I question the sanity of anyone who is not a far-right headbanger who subsidises the operation of these stations by buying airtime. Several non-political "hobbyist" broadcasters rent time on WBCQ, WRMI etc. This mix of fascism and wacky religion is not the only way to run this kind of brokered-time SW station - the German station Channel 292 runs the hobbyist and music broadcasts while steering clear of politics and, for the most part, religion. It helps that it's bound by German laws that prohibit things like Holocaust denial, which is commonplace on the US outlets.

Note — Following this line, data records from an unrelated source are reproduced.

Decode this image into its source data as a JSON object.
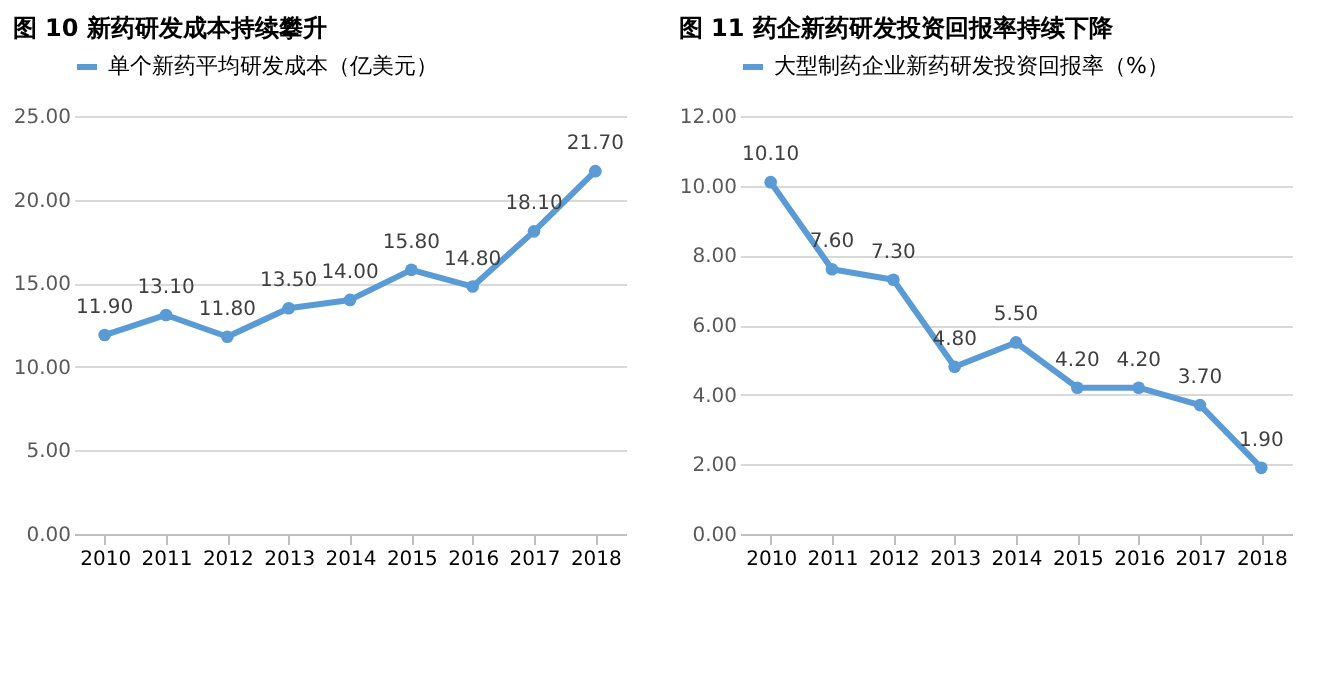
{
  "chart_data": [
    {
      "type": "line",
      "title": "图 10    新药研发成本持续攀升",
      "categories": [
        "2010",
        "2011",
        "2012",
        "2013",
        "2014",
        "2015",
        "2016",
        "2017",
        "2018"
      ],
      "series": [
        {
          "name": "单个新药平均研发成本（亿美元）",
          "color": "#5b9bd5",
          "values": [
            11.9,
            13.1,
            11.8,
            13.5,
            14.0,
            15.8,
            14.8,
            18.1,
            21.7
          ],
          "value_labels": [
            "11.90",
            "13.10",
            "11.80",
            "13.50",
            "14.00",
            "15.80",
            "14.80",
            "18.10",
            "21.70"
          ]
        }
      ],
      "ylim": [
        0,
        25
      ],
      "yticks": [
        {
          "value": 0,
          "label": "0.00"
        },
        {
          "value": 5,
          "label": "5.00"
        },
        {
          "value": 10,
          "label": "10.00"
        },
        {
          "value": 15,
          "label": "15.00"
        },
        {
          "value": 20,
          "label": "20.00"
        },
        {
          "value": 25,
          "label": "25.00"
        }
      ],
      "grid": "y",
      "legend": "top",
      "marker": "circle",
      "line_style": "solid"
    },
    {
      "type": "line",
      "title": "图 11    药企新药研发投资回报率持续下降",
      "categories": [
        "2010",
        "2011",
        "2012",
        "2013",
        "2014",
        "2015",
        "2016",
        "2017",
        "2018"
      ],
      "series": [
        {
          "name": "大型制药企业新药研发投资回报率（%）",
          "color": "#5b9bd5",
          "values": [
            10.1,
            7.6,
            7.3,
            4.8,
            5.5,
            4.2,
            4.2,
            3.7,
            1.9
          ],
          "value_labels": [
            "10.10",
            "7.60",
            "7.30",
            "4.80",
            "5.50",
            "4.20",
            "4.20",
            "3.70",
            "1.90"
          ]
        }
      ],
      "ylim": [
        0,
        12
      ],
      "yticks": [
        {
          "value": 0,
          "label": "0.00"
        },
        {
          "value": 2,
          "label": "2.00"
        },
        {
          "value": 4,
          "label": "4.00"
        },
        {
          "value": 6,
          "label": "6.00"
        },
        {
          "value": 8,
          "label": "8.00"
        },
        {
          "value": 10,
          "label": "10.00"
        },
        {
          "value": 12,
          "label": "12.00"
        }
      ],
      "grid": "y",
      "legend": "top",
      "marker": "circle",
      "line_style": "solid"
    }
  ]
}
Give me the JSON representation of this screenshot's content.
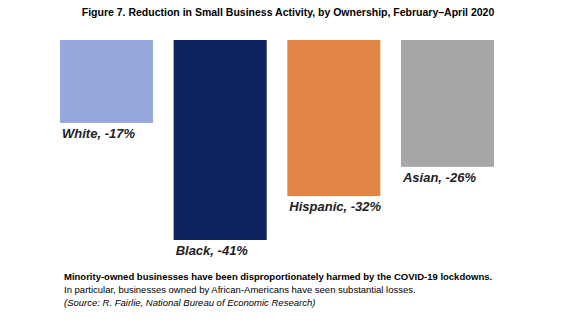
{
  "chart_data": {
    "type": "bar",
    "title": "Figure 7. Reduction in Small Business Activity, by Ownership, February–April 2020",
    "categories": [
      "White",
      "Black",
      "Hispanic",
      "Asian"
    ],
    "values": [
      -17,
      -41,
      -32,
      -26
    ],
    "value_labels": [
      "-17%",
      "-41%",
      "-32%",
      "-26%"
    ],
    "colors": [
      "#97a9dc",
      "#0f2260",
      "#e08543",
      "#a7a7a7"
    ],
    "ylim": [
      -41,
      0
    ],
    "tick_labels": false,
    "grid": false,
    "data_labels": true,
    "annotations": [
      "Minority-owned businesses have been disproportionately harmed by the COVID-19 lockdowns.",
      "In particular, businesses owned by African-Americans have seen substantial losses.",
      "(Source: R. Fairlie, National Bureau of Economic Research)"
    ]
  }
}
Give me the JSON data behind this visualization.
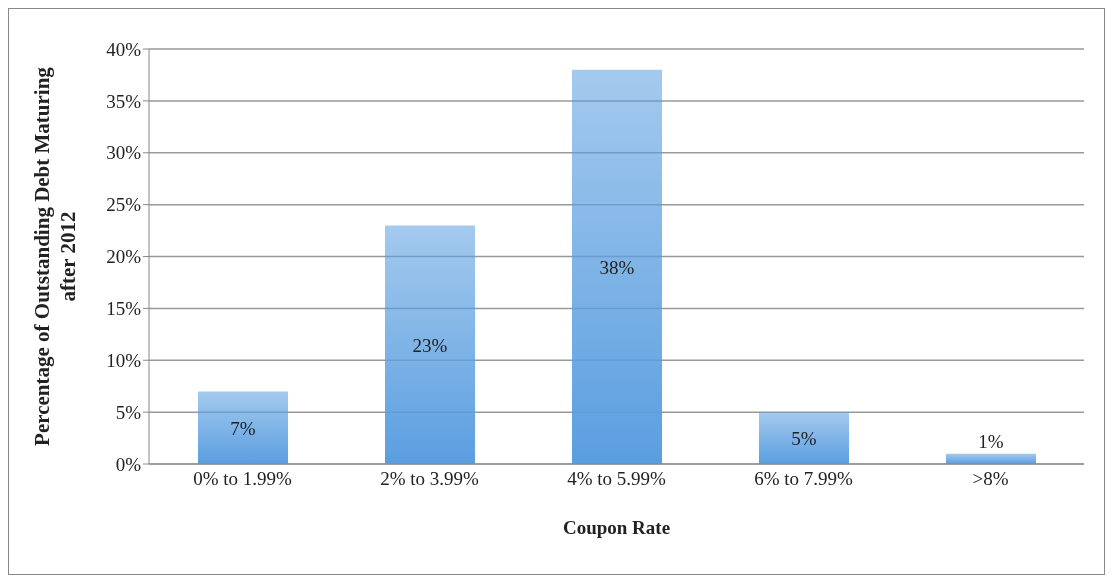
{
  "chart_data": {
    "type": "bar",
    "xlabel": "Coupon Rate",
    "ylabel": "Percentage of Outstanding Debt Maturing after 2012",
    "categories": [
      "0% to 1.99%",
      "2% to 3.99%",
      "4% to 5.99%",
      "6% to 7.99%",
      ">8%"
    ],
    "values": [
      7,
      23,
      38,
      5,
      1
    ],
    "color": "#5a9ee0",
    "value_labels": [
      "7%",
      "23%",
      "38%",
      "5%",
      "1%"
    ],
    "ylim": [
      0,
      40
    ],
    "yticks": [
      {
        "value": 0,
        "label": "0%"
      },
      {
        "value": 5,
        "label": "5%"
      },
      {
        "value": 10,
        "label": "10%"
      },
      {
        "value": 15,
        "label": "15%"
      },
      {
        "value": 20,
        "label": "20%"
      },
      {
        "value": 25,
        "label": "25%"
      },
      {
        "value": 30,
        "label": "30%"
      },
      {
        "value": 35,
        "label": "35%"
      },
      {
        "value": 40,
        "label": "40%"
      }
    ],
    "grid": "y"
  }
}
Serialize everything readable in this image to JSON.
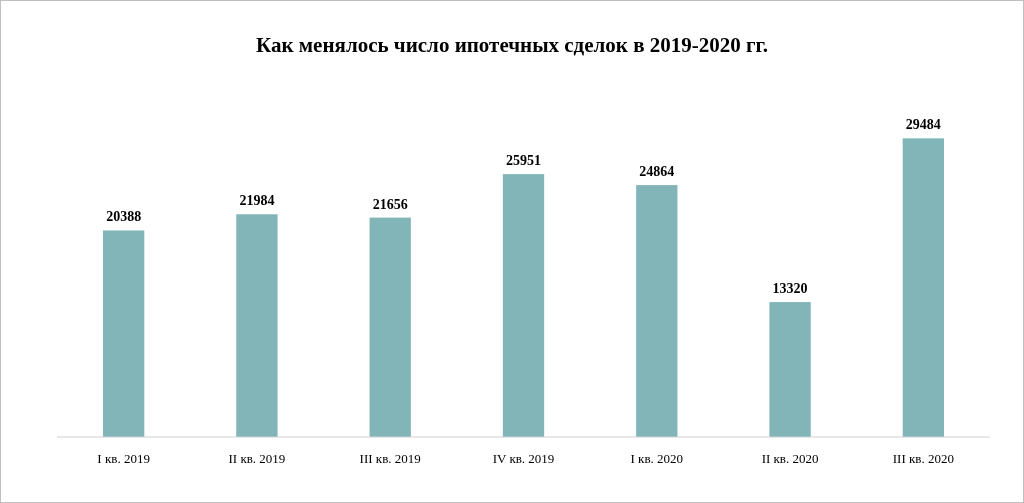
{
  "chart_data": {
    "type": "bar",
    "title": "Как менялось число ипотечных сделок в 2019-2020 гг.",
    "categories": [
      "I кв. 2019",
      "II кв. 2019",
      "III кв. 2019",
      "IV кв. 2019",
      "I кв. 2020",
      "II кв. 2020",
      "III кв. 2020"
    ],
    "values": [
      20388,
      21984,
      21656,
      25951,
      24864,
      13320,
      29484
    ],
    "color": "#82b5b8",
    "data_labels": true
  }
}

The question to the likes of Allan Weiner is - do you believe the conspiracy crap your stations peddle, or are you just in it for the money?
 
Some may not be aware, but at least in the past the VOA, through US embassies in many nations, offered taped VOA material to local stations. Shortwave was not the only distribution, even going back 50 and 60 years.
Acutally quite a few SW broadcasters offered "transcription" programs to local stations year ago. Radio Netherlands was one such example.